In Portsmouth, NH, after we passed a couple on the sidewalk, I could still hear their voices deep in my ear. I felt like a spy with a covert listening device. Last week in the temple, I could hear a whispered conversation behind me. I turned around, expecting they were just behind my chair, but they were across the large room. It felt like eavesdropping.

Buying a hearing aid is a rite of passage. I’m definitely in my  60s now. I’ve worn trifocals for about 12 years and didn’t feel any reluctance to start, in fact, I asked for them: being able to read anything instantly, without searching for my ‘cheaters’ and getting them on my nose, is more important than looking young. 

Trifocals don’t make me feel old; a hearing aid does. Maybe that’s part of the reason I only got one: makes me half as old, right? I discovered that my hairstyle makes the aid is nearly invisible (though I’m blowing my cover now, aren’t I?). Completely accidental, but I’m quite pleased. I will probably ask my hairdresser to keep the style.

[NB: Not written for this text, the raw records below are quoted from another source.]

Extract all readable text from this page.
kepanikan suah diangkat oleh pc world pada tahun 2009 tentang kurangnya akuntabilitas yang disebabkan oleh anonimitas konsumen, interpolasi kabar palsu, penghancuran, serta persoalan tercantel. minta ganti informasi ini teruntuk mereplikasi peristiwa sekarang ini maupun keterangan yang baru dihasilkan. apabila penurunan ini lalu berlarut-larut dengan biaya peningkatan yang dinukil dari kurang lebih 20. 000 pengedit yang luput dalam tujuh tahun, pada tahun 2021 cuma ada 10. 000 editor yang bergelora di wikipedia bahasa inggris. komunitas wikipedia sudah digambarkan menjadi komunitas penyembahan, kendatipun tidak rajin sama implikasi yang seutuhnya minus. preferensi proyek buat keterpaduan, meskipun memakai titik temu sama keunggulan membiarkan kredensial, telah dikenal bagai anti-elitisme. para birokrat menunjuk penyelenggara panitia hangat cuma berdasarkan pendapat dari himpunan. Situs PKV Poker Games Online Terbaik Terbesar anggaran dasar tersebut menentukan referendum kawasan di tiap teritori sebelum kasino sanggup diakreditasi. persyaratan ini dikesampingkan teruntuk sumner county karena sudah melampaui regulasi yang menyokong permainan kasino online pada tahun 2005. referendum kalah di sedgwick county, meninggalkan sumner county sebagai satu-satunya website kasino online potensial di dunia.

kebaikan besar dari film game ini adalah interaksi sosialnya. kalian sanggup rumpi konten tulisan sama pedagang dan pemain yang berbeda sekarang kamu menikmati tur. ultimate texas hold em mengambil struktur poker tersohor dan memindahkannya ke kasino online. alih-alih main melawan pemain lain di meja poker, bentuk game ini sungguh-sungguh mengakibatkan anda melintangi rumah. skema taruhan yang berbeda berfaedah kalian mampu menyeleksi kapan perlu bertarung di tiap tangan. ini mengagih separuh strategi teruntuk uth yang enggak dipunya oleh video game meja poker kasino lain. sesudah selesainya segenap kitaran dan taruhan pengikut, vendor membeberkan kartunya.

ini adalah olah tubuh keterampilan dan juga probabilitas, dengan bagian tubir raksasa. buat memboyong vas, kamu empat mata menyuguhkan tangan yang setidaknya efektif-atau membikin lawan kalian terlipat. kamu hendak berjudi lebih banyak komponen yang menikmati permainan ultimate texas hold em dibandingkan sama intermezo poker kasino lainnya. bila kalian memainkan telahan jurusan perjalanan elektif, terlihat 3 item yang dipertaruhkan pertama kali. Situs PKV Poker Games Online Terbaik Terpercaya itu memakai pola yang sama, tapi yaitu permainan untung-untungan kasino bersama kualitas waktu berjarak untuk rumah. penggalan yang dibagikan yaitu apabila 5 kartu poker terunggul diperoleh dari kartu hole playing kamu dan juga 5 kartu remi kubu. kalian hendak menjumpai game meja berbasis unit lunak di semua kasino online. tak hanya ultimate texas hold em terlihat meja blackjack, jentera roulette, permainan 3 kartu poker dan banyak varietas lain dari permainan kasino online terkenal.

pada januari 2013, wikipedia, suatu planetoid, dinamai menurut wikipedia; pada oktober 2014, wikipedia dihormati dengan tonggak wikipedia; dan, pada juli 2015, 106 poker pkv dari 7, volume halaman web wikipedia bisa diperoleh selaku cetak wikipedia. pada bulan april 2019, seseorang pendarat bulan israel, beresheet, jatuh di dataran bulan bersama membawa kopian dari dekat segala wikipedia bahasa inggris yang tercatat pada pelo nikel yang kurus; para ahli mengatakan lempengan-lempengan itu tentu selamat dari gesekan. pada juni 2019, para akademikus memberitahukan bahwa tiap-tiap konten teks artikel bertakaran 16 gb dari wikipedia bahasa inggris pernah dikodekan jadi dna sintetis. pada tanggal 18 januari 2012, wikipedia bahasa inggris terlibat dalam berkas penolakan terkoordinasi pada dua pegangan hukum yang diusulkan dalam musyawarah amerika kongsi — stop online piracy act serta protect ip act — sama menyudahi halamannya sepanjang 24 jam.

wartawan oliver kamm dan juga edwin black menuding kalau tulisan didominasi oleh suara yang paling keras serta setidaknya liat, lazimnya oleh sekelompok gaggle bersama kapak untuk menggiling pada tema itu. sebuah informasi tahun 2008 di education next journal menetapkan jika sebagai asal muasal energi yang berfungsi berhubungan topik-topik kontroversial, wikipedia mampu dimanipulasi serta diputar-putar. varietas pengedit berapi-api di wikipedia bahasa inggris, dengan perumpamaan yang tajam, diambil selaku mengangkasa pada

When a nurse sticks an otoscope in my ear, I have to concentrate on relaxation breathing. I've heard some people enjoy the sensation (do you?), but for me it’s barely tolerable. The worst part of getting fitted was that the audiologist had to put thin probe tube in my ear to verify the effectiveness of the aid. I made it worse by cringing: she had to adjust it three times.

So much of interpersonal communication is by voice: I have felt isolation as I've lost my hearing. I’m grateful for the improvement.